Sonntag, 6. Dezember 2015

SEINSORIENTIERTE KÖRPERTHERAPIE (41): Von Liebeslehren und Wilhelm Reich



Nun gibt es viele Liebeslehren (womit in der Regel eine Lehre über die sexuelle Liebe gemeint ist), die Alternativen zu den o.a. gängigen Standards anbieten. Häufig findet sich hier ein rein technisches Verständnis des Sexualaktes. Liebeslehren dienen der Optimierung der „Liebestechnik“: Varianten der Stellungen beim Liebesakt, Techniken zur Optimierung der Erektionsfähigkeit, G-Punkt-Massage, Orgasmus-Verlängerungstechniken usw. spielen eine bedeutende Rolle. Kurzum: hier finden sich nur schwerlich Hinweise auf die Richtung zu einer befreiten Sexualität.

Dann gibt das breite Feld und Umfeld der Sexualforschung und ihrer populärwissenschaftlichen Vermittlungen, denen man auf Schritt und Tritt begegnet. Wann vergeht eine Woche, wo man nicht die neuste wissenschaftliche Erkenntnis darüber erfährt, wie Männer oder Frauen sexuell funktionieren? Norm und Normierung spielen eine ebenso auffällige Rolle wie die Suggestion eines Wissens, wo man in Wahrheit Nichtwissen zu Schau trägt, ohne es zu wahrzunehmen.

Eines haben alle diese Versuche gemein: dass nämlich der Verstand zu erfassen versucht, was im Sexuellen unter der Dominanz des Verstandes geschieht. Diese Tautologie zieht nicht nur Wahllosigkeit, eine Flut von belanglosen Informationen, sondern auch eine Verwirrung bei Autoren und Lesern nach sich.

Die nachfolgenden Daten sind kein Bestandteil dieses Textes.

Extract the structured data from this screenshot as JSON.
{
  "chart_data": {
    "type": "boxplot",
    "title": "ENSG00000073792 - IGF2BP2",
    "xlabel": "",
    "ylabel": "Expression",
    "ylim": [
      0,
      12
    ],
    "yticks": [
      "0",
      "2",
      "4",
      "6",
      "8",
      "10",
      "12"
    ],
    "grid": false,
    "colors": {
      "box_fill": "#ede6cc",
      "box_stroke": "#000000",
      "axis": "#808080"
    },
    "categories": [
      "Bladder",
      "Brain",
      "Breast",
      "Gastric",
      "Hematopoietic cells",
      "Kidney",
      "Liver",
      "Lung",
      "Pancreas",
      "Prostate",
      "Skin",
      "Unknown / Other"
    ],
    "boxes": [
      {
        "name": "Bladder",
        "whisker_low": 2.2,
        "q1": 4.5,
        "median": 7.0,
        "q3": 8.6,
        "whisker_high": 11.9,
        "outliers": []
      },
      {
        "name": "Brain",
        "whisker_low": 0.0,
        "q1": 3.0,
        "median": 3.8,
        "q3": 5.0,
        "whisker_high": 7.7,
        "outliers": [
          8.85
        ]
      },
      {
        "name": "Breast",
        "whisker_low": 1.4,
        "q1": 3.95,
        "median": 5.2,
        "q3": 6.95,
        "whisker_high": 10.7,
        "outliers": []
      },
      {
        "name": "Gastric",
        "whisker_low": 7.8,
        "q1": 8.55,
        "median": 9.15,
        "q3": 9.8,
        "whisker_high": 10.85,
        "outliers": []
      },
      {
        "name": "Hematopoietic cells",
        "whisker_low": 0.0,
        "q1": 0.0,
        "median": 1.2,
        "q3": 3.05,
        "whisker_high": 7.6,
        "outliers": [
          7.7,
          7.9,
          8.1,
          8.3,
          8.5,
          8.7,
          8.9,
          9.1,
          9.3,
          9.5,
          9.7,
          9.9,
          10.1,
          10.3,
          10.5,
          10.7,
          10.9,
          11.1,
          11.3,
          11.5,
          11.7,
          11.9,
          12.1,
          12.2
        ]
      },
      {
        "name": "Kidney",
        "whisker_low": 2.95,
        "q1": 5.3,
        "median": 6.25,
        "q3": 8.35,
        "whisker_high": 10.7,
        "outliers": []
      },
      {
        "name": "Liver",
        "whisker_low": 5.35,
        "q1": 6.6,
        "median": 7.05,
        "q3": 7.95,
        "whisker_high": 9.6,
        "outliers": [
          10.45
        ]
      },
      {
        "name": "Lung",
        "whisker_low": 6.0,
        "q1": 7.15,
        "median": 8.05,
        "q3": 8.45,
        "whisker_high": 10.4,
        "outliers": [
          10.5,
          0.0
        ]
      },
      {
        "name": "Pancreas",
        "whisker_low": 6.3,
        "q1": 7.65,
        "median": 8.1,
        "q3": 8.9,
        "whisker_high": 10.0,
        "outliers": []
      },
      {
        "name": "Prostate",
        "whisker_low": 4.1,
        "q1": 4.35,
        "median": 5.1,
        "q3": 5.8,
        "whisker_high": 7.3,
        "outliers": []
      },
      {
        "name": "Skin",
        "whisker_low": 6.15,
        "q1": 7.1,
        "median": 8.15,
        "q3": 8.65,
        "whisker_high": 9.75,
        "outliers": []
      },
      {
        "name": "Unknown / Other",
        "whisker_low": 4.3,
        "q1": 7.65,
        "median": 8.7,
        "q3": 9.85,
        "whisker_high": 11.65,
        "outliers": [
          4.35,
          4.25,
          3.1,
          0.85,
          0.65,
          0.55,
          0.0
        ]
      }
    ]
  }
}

Es gibt auch Ausnahmen von dieser Regel. Eine dieser Ausnahmen war Wilhelm Reich, der in seinem 1927 veröffentlichten Buch „Die Funktion des Orgasmus“ zu 2 bahnbrechenden Erkenntnissen gelangte, die ich bis heute für absolut zutreffend halte:

  • Die sexuelle Störung ist die Regel und nicht die Ausnahme. Es existiert ein sexuelles Elend endemischen Ausmaßes.
  • Der Orgasmus ist nicht allein ein genitales Phänomen, sondern ein ganzheitliches, körperlich wie seelisches Erleben, das eine fundamentale  biologische Funktion besitzt.